Even in this Photoshop era of layers and composites your DSLR’s double exposure mode still has an important creative function. It enables your sensor to record more than one exposure in the same frame and create a single image by overlaying them.
It’s great when you want to introduce movement, such as flowing water, but you can’t get your shutter speed slow enough in one exposure alone.
Another great feature of your double exposure mode is the ability to instantly create ethereal fine-art photos and creative images by combining all manner of subjects, textures and shapes into one image.

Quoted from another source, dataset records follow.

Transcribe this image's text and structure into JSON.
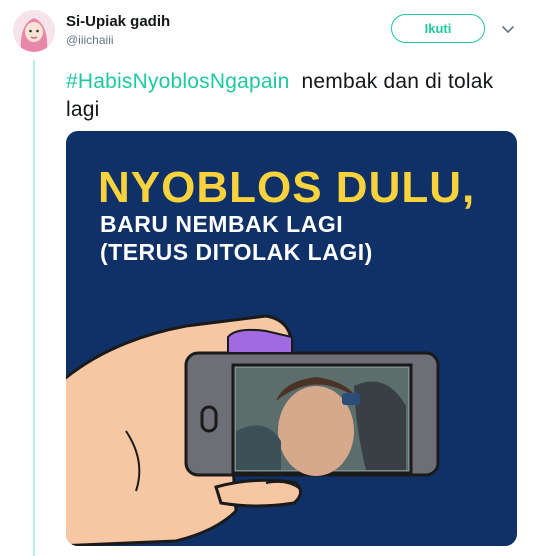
{
  "user": {
    "display_name": "Si-Upiak gadih",
    "handle": "@iiichaiii"
  },
  "follow_button": {
    "label": "Ikuti"
  },
  "tweet": {
    "hashtag": "#HabisNyoblosNgapain",
    "text": "nembak dan di tolak lagi"
  },
  "image": {
    "headline": "NYOBLOS DULU,",
    "subline_1": "BARU NEMBAK LAGI",
    "subline_2": "(TERUS DITOLAK LAGI)"
  },
  "colors": {
    "accent": "#1dcaa0",
    "image_background": "#0f3168",
    "headline": "#f9d23c"
  },
  "icons": {
    "caret": "chevron-down-icon",
    "avatar": "avatar"
  }
}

Of course, a double exposure can be achieved using Photoshop layers, but by performing the merge in-camera you’re introducing a margin for error, which sometimes can be a useful creative tool.

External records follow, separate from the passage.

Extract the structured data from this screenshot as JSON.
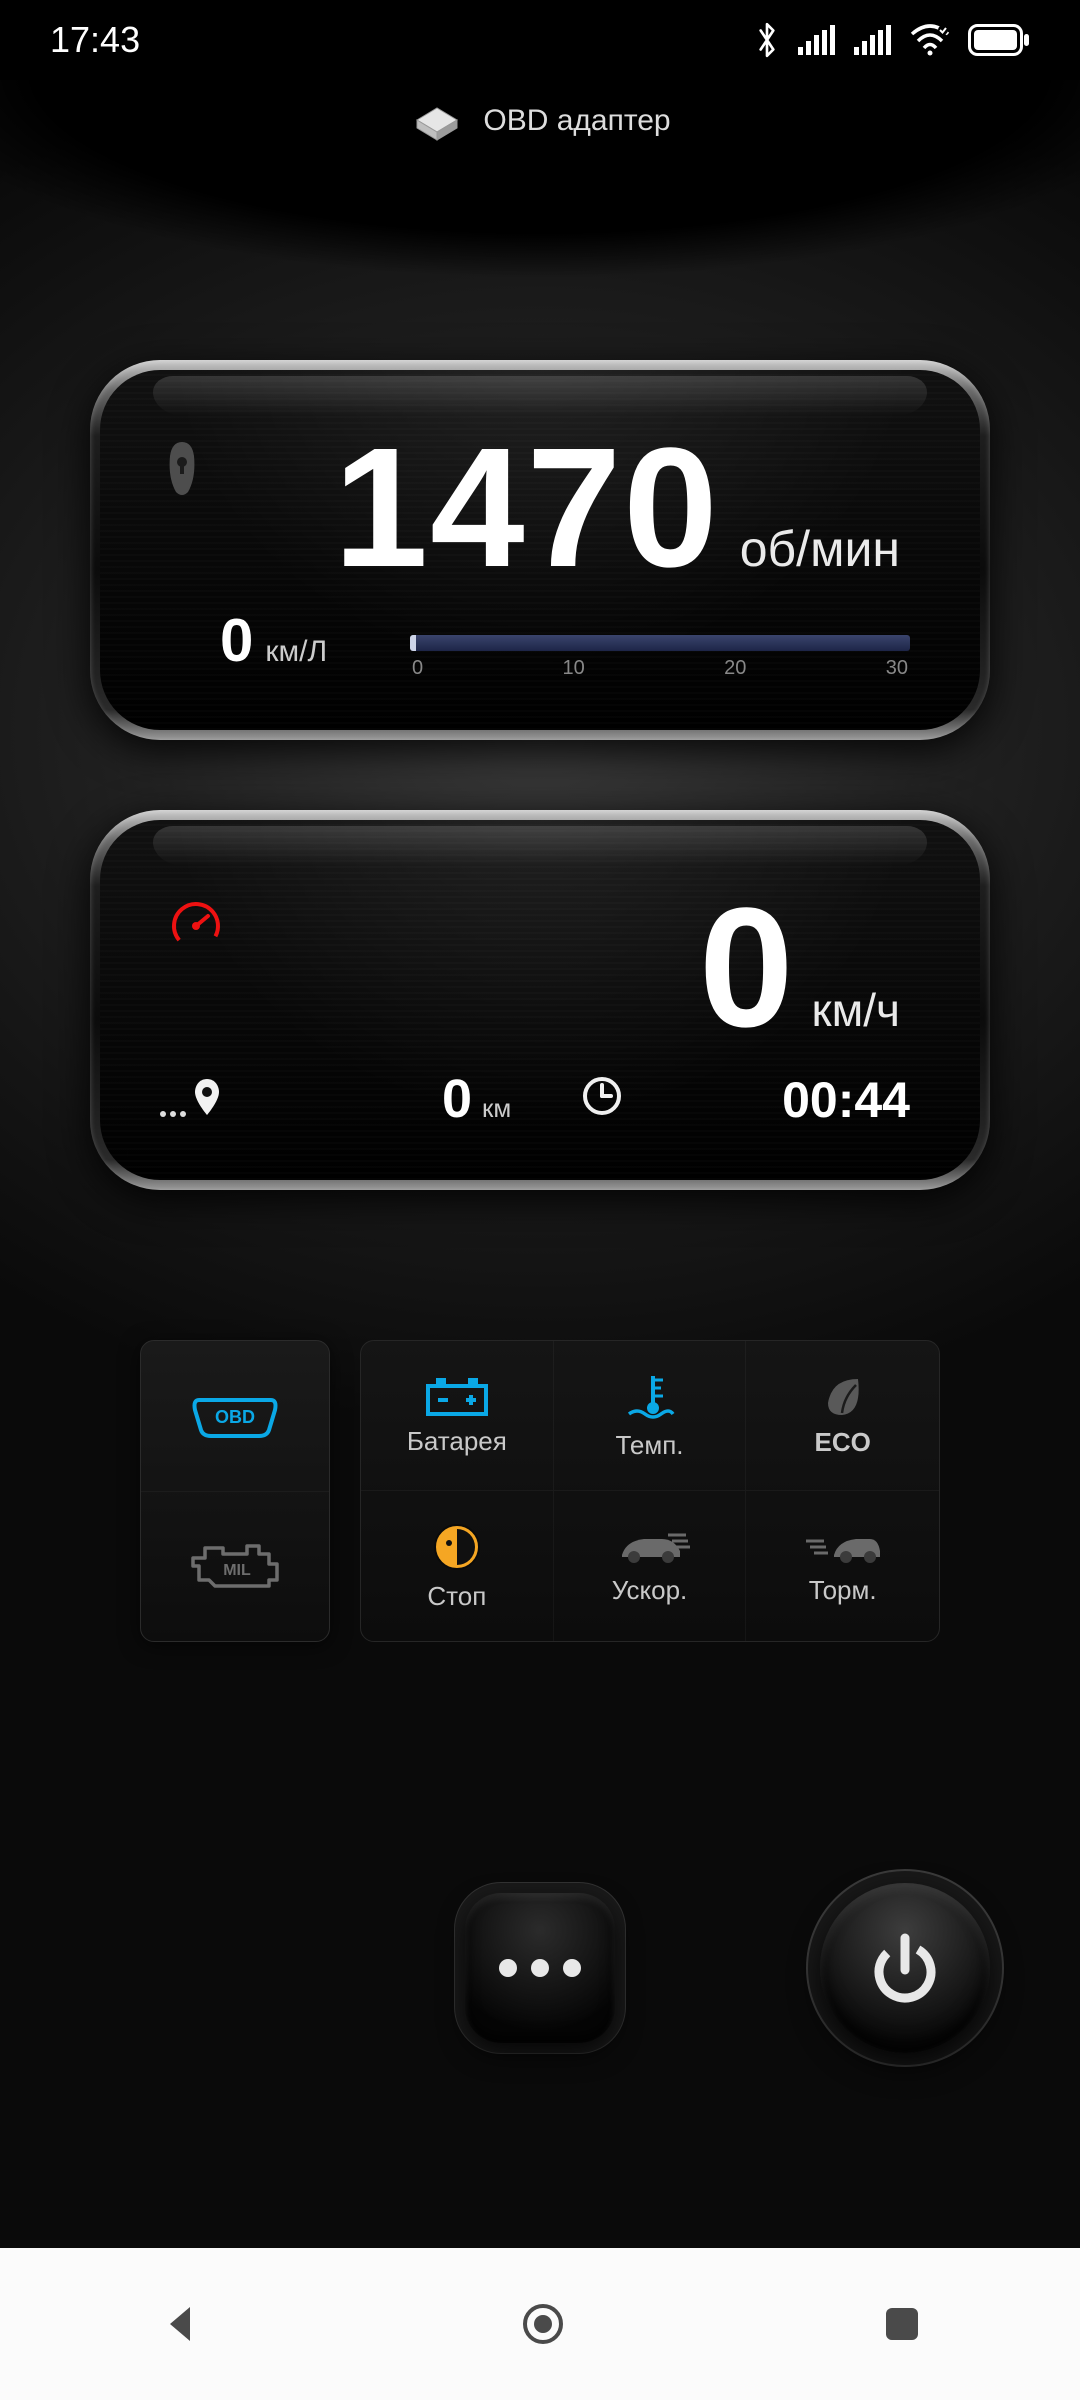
{
  "status": {
    "time": "17:43"
  },
  "header": {
    "title": "OBD адаптер"
  },
  "gauges": {
    "rpm": {
      "value": "1470",
      "unit": "об/мин",
      "fuel_value": "0",
      "fuel_unit": "км/Л",
      "ticks": [
        "0",
        "10",
        "20",
        "30"
      ]
    },
    "speed": {
      "value": "0",
      "unit": "км/ч",
      "distance_value": "0",
      "distance_unit": "км",
      "time": "00:44"
    }
  },
  "indicators": {
    "battery": "Батарея",
    "temp": "Темп.",
    "eco": "ECO",
    "stop": "Стоп",
    "accel": "Ускор.",
    "brake": "Торм."
  }
}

Aim to include subjects with lots of contrast in your double exposures and avoid composing bright subjects at the same place in each frame.

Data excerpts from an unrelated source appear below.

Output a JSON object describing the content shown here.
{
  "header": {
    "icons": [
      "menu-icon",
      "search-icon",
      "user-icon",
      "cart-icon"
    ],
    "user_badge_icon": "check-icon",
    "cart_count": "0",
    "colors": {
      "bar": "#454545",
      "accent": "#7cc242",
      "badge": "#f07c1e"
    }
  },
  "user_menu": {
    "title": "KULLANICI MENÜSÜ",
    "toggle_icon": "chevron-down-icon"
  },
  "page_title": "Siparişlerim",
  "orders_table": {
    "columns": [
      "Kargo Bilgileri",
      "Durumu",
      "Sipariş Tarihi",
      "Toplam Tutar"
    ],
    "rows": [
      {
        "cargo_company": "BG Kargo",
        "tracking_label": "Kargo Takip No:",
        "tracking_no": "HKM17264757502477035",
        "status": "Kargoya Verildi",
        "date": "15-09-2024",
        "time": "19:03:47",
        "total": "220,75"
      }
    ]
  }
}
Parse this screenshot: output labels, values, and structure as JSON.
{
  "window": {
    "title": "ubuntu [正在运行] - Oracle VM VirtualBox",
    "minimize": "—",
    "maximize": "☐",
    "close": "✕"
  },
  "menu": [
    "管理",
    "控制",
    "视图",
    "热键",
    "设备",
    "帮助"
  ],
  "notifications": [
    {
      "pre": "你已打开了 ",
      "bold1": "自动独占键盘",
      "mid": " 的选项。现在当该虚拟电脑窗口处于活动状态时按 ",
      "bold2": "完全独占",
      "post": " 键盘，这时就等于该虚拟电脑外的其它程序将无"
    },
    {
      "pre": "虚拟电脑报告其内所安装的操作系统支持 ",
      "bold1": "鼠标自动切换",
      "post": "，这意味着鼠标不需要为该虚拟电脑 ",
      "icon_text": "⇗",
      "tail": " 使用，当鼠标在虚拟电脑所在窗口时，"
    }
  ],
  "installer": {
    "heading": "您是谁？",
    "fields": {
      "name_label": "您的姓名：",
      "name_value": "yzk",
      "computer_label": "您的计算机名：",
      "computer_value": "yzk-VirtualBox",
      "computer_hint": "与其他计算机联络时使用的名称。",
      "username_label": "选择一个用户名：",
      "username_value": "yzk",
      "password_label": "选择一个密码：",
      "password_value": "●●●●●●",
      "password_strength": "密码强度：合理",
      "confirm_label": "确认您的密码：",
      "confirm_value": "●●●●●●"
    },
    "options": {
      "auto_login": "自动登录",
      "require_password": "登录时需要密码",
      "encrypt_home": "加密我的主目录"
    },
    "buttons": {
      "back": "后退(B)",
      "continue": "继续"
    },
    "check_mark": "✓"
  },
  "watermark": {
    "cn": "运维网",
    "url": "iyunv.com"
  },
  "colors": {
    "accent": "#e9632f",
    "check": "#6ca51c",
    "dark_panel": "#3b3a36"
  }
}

Begin by shooting the main subject, which should always be the brightest element, using your viewfinder focus points as a reference to avoid overlaying other bright subjects and ruining the effect. Go for two or three exposures for a subtle effect.
Using double exposures to record movement using traditional landscape photography, shoot around eight exposures fixed on a tripod and shoot the scene with ‘Auto Gain’ on: this prevents each individual exposure from collectively over-exposing the final image.
Step by step how to make a double exposure in-camera
01 Switch to multiple exposure mode
The multiple exposure feature is generally found in the menu system of most digital SLRs. Check online or have a flick through your camera’s manual to find out where yours is lurking.
02 Select the number of shots you want to combine
Some camera models may offer a wider range of shot options than others, but keep the number low. Any more than three or four and the composition is likely to become cluttered.
03 Set the ‘Auto Gain’ feature
For general semi-automatic exposure modes, you should leave the ‘Auto Gain’ feature switched on. For more creative manual exposures, however, you should turn it off so you have the ability to fine-tune the overall exposure.